Does using continued fractions work to give a homeomorphism $\mathbb{Q}^+ \rightarrow (\mathbb{Q}^+)^2$? Let $\mathbb{Q}$ be the topological space of rational numbers (with topology induced by inclusion in the real line) and let $\mathbb{Q}^+$ be the set of positive ($x>0$) rationals.
I'm looking for a simple construction of a homeomorphism $\phi: \mathbb{Q} \rightarrow \mathbb{Q}^2$ (not using an abstract result). In an early post, it was suggested to use continued fractions, but this has problems with negative numbers. My idea is we can first make a homeomorphism $f: \mathbb{Q}^+ \rightarrow \mathbb{Q}$ via $f(x) = (x-1)^3/x$ and then we can just worry about $\mathbb{Q}^+$.
Then the homeomorphism
$\phi: \mathbb{Q}^+ \rightarrow (\mathbb{Q}^+)^2$ would just go like
$[a_0, a_1, ..., a_n] \rightarrow ([a_0, a_2, ...], [a_1, a_3, ...])$
this seems to be obviously bijective, and I believe it is bicontinous just based on the idea that two continued fractions are close if and only if enough of their initial terms agree (which sounds plausible).

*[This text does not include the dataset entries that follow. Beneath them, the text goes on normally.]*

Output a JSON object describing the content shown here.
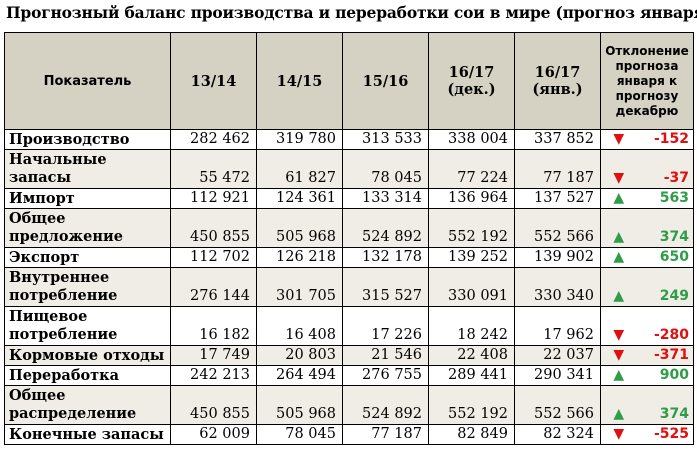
{
  "title": "Прогнозный баланс производства и переработки сои в мире (прогноз января)",
  "table": {
    "headers": {
      "label": "Показатель",
      "c1": "13/14",
      "c2": "14/15",
      "c3": "15/16",
      "c4_line1": "16/17",
      "c4_line2": "(дек.)",
      "c5_line1": "16/17",
      "c5_line2": "(янв.)",
      "deviation": "Отклонение прогноза января к прогнозу декабрю"
    },
    "rows": [
      {
        "label": "Производство",
        "v1": "282 462",
        "v2": "319 780",
        "v3": "313 533",
        "v4": "338 004",
        "v5": "337 852",
        "arrow": "down",
        "arrow_glyph": "▼",
        "dev": "-152"
      },
      {
        "label": "Начальные запасы",
        "v1": "55 472",
        "v2": "61 827",
        "v3": "78 045",
        "v4": "77 224",
        "v5": "77 187",
        "arrow": "down",
        "arrow_glyph": "▼",
        "dev": "-37"
      },
      {
        "label": "Импорт",
        "v1": "112 921",
        "v2": "124 361",
        "v3": "133 314",
        "v4": "136 964",
        "v5": "137 527",
        "arrow": "up",
        "arrow_glyph": "▲",
        "dev": "563"
      },
      {
        "label": "Общее предложение",
        "v1": "450 855",
        "v2": "505 968",
        "v3": "524 892",
        "v4": "552 192",
        "v5": "552 566",
        "arrow": "up",
        "arrow_glyph": "▲",
        "dev": "374"
      },
      {
        "label": "Экспорт",
        "v1": "112 702",
        "v2": "126 218",
        "v3": "132 178",
        "v4": "139 252",
        "v5": "139 902",
        "arrow": "up",
        "arrow_glyph": "▲",
        "dev": "650"
      },
      {
        "label": "Внутреннее потребление",
        "v1": "276 144",
        "v2": "301 705",
        "v3": "315 527",
        "v4": "330 091",
        "v5": "330 340",
        "arrow": "up",
        "arrow_glyph": "▲",
        "dev": "249"
      },
      {
        "label": "Пищевое потребление",
        "v1": "16 182",
        "v2": "16 408",
        "v3": "17 226",
        "v4": "18 242",
        "v5": "17 962",
        "arrow": "down",
        "arrow_glyph": "▼",
        "dev": "-280"
      },
      {
        "label": "Кормовые отходы",
        "v1": "17 749",
        "v2": "20 803",
        "v3": "21 546",
        "v4": "22 408",
        "v5": "22 037",
        "arrow": "down",
        "arrow_glyph": "▼",
        "dev": "-371"
      },
      {
        "label": "Переработка",
        "v1": "242 213",
        "v2": "264 494",
        "v3": "276 755",
        "v4": "289 441",
        "v5": "290 341",
        "arrow": "up",
        "arrow_glyph": "▲",
        "dev": "900"
      },
      {
        "label": "Общее распределение",
        "v1": "450 855",
        "v2": "505 968",
        "v3": "524 892",
        "v4": "552 192",
        "v5": "552 566",
        "arrow": "up",
        "arrow_glyph": "▲",
        "dev": "374"
      },
      {
        "label": "Конечные запасы",
        "v1": "62 009",
        "v2": "78 045",
        "v3": "77 187",
        "v4": "82 849",
        "v5": "82 324",
        "arrow": "down",
        "arrow_glyph": "▼",
        "dev": "-525"
      }
    ]
  }
}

Does this make sense? Or am I missing something? Thanks for your help.
 A: This was to be a comment, but it is too long, consider this a partial answer then.
Here is an attempt: use the standard continued fraction, the one with all numerators equal to $1$. So a rational in $(0,1)$ corresponds to a finite sequence $[a_1,\ldots,a_n]$; turn that sequence into an infinite sequence (continued fraction) $[a_1+1,\ldots,a_n+1,1,1,1,\ldots]$. The subspace $Q_1$ of such irrational numbers (or such sequences in $\mathbb{N}^\mathbb{N}$) is homeomorphic to $\mathbb{Q}\cap(0,1)$.

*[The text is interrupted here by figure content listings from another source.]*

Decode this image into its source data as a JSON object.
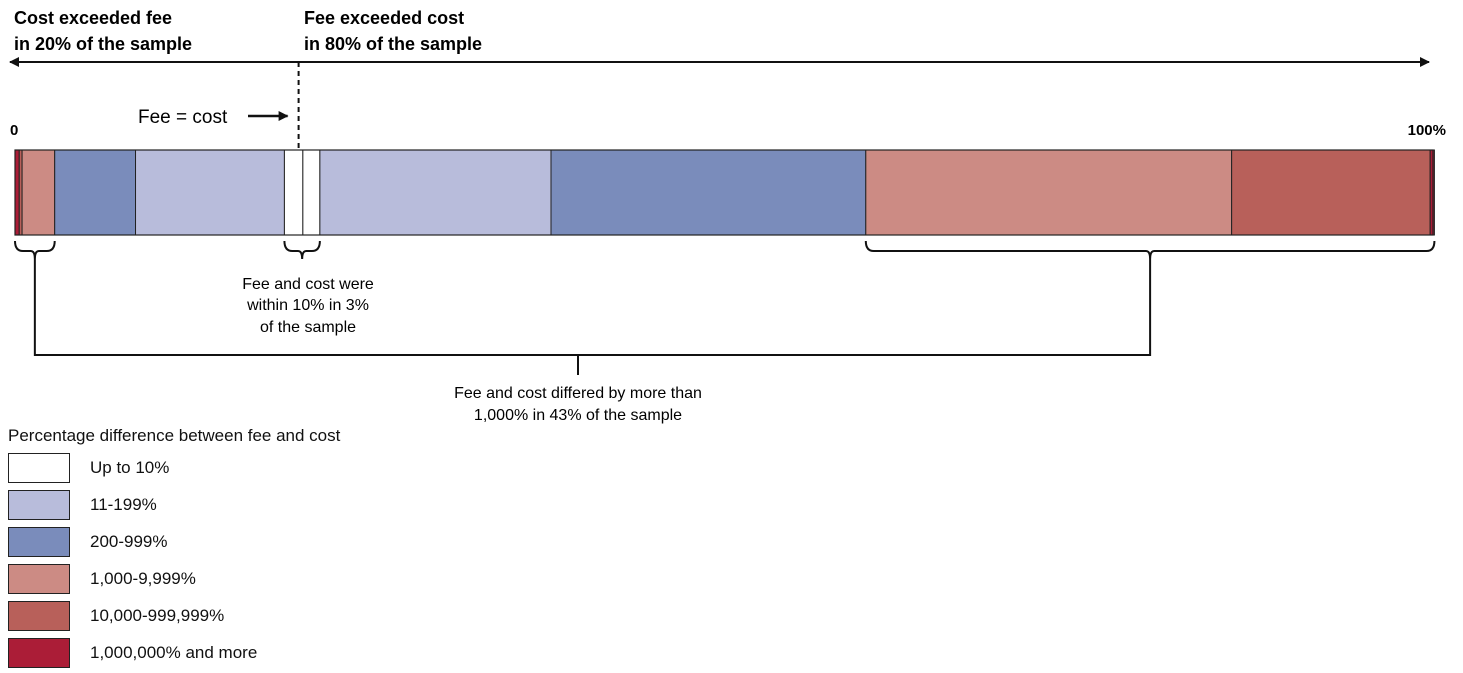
{
  "chart_data": {
    "type": "bar",
    "orientation": "horizontal-stacked",
    "title": "",
    "xlabel": "",
    "ylabel": "",
    "xlim": [
      0,
      100
    ],
    "axis_start_label": "0",
    "axis_end_label": "100%",
    "fee_equals_cost_position": 20,
    "segments": [
      {
        "category": "1,000,000% and more",
        "value": 0.3
      },
      {
        "category": "10,000-999,999%",
        "value": 0.2
      },
      {
        "category": "1,000-9,999%",
        "value": 2.3
      },
      {
        "category": "200-999%",
        "value": 5.7
      },
      {
        "category": "11-199%",
        "value": 10.5
      },
      {
        "category": "Up to 10%",
        "value": 1.3
      },
      {
        "category": "Up to 10%",
        "value": 1.2
      },
      {
        "category": "11-199%",
        "value": 16.3
      },
      {
        "category": "200-999%",
        "value": 22.2
      },
      {
        "category": "1,000-9,999%",
        "value": 25.8
      },
      {
        "category": "10,000-999,999%",
        "value": 14.0
      },
      {
        "category": "1,000,000% and more",
        "value": 0.3
      }
    ],
    "legend": {
      "title": "Percentage difference between fee and cost",
      "placement": "bottom-left",
      "entries": [
        {
          "label": "Up to 10%",
          "color": "#ffffff"
        },
        {
          "label": "11-199%",
          "color": "#b8bcdb"
        },
        {
          "label": "200-999%",
          "color": "#7a8cbb"
        },
        {
          "label": "1,000-9,999%",
          "color": "#cc8b84"
        },
        {
          "label": "10,000-999,999%",
          "color": "#b8605a"
        },
        {
          "label": "1,000,000% and more",
          "color": "#ab1d37"
        }
      ]
    },
    "annotations": {
      "left_header": [
        "Cost exceeded fee",
        "in 20% of the sample"
      ],
      "right_header": [
        "Fee exceeded cost",
        "in 80% of the sample"
      ],
      "fee_equals_cost": "Fee = cost",
      "within_10": [
        "Fee and cost were",
        "within 10% in 3%",
        "of the sample"
      ],
      "over_1000": [
        "Fee and cost differed by more than",
        "1,000% in 43% of the sample"
      ]
    }
  }
}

Interlacing two such sequences produces a subspace $Q_2$ of the irrationals (or of $\mathbb{N}^\mathbb{N}$) that is homeomorphic to the square of $Q_1$ via the homeomorphism between $\mathbb{N}^\mathbb{N}$ and its square.

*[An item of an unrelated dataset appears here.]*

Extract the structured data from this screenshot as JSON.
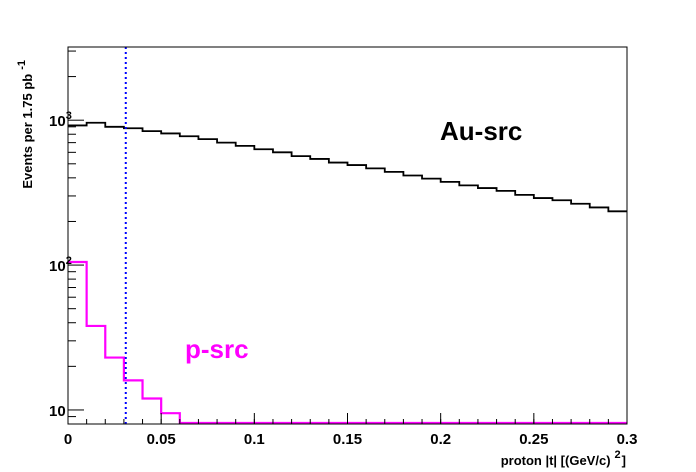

I have not yet found a convenient way to show that $Q_1$ and $Q_2$ are homeomorphic.
They are of course both countable and dense-in-itself subspaces of the unit interval, hence homeomorphic by a back-and-forth argument.
A: Here is one way to form a (not very) explicit homeomorphism.
As has been mentioned, the function $\phi=(\phi_0,\phi_1)$ from the question applied to the set $I^{>1}$ of irrationals greater than $1$ gives you a homeomorphism $I^{>1}\to I^{>1}\times I^{>1}$. So we will be done if we find a homeomorphism from $\mathbb{Q}$ to a countable subset $A\subseteq I^{>1}$ such that $x\in A$ iff $(\phi_0,\phi_1)(x)\in A\times A$ (equivalently, $A=\phi_0(A)=\phi_1(A)$).
We can achieve that if our set $A$ is dense in $I^{>1}$ and we have an enumeration of $A$: then we can follow the proof of Cantor's isomorphism theorem to get an explicit order isomorphism between $A$ and $\mathbb{Q}$ (and thus a homeomorphism, as both sets have their order topologies).
For example we can take $A=\mathbb{I}^{>1}\cap (\mathbb{Q}+\mathbb{Q}\sqrt{2})$, the set of irrationals $>1$ with periodic continued fraction.
P.S. I know almost nothing about continuous fractions, but this could be made more explicit if there was a set $A$ as above and such that we know a homeomorphism from $\mathbb{Q}$ to $A$ without using Cantor's isomorphism theorem. We don't even need the condition $A=\phi_0(A)=\phi_1(A)$ if we know enumerations of $A,\phi_0(A)$ and $\phi_1(A)$ and explicit homeomorphisms of them with $\mathbb{Q}$.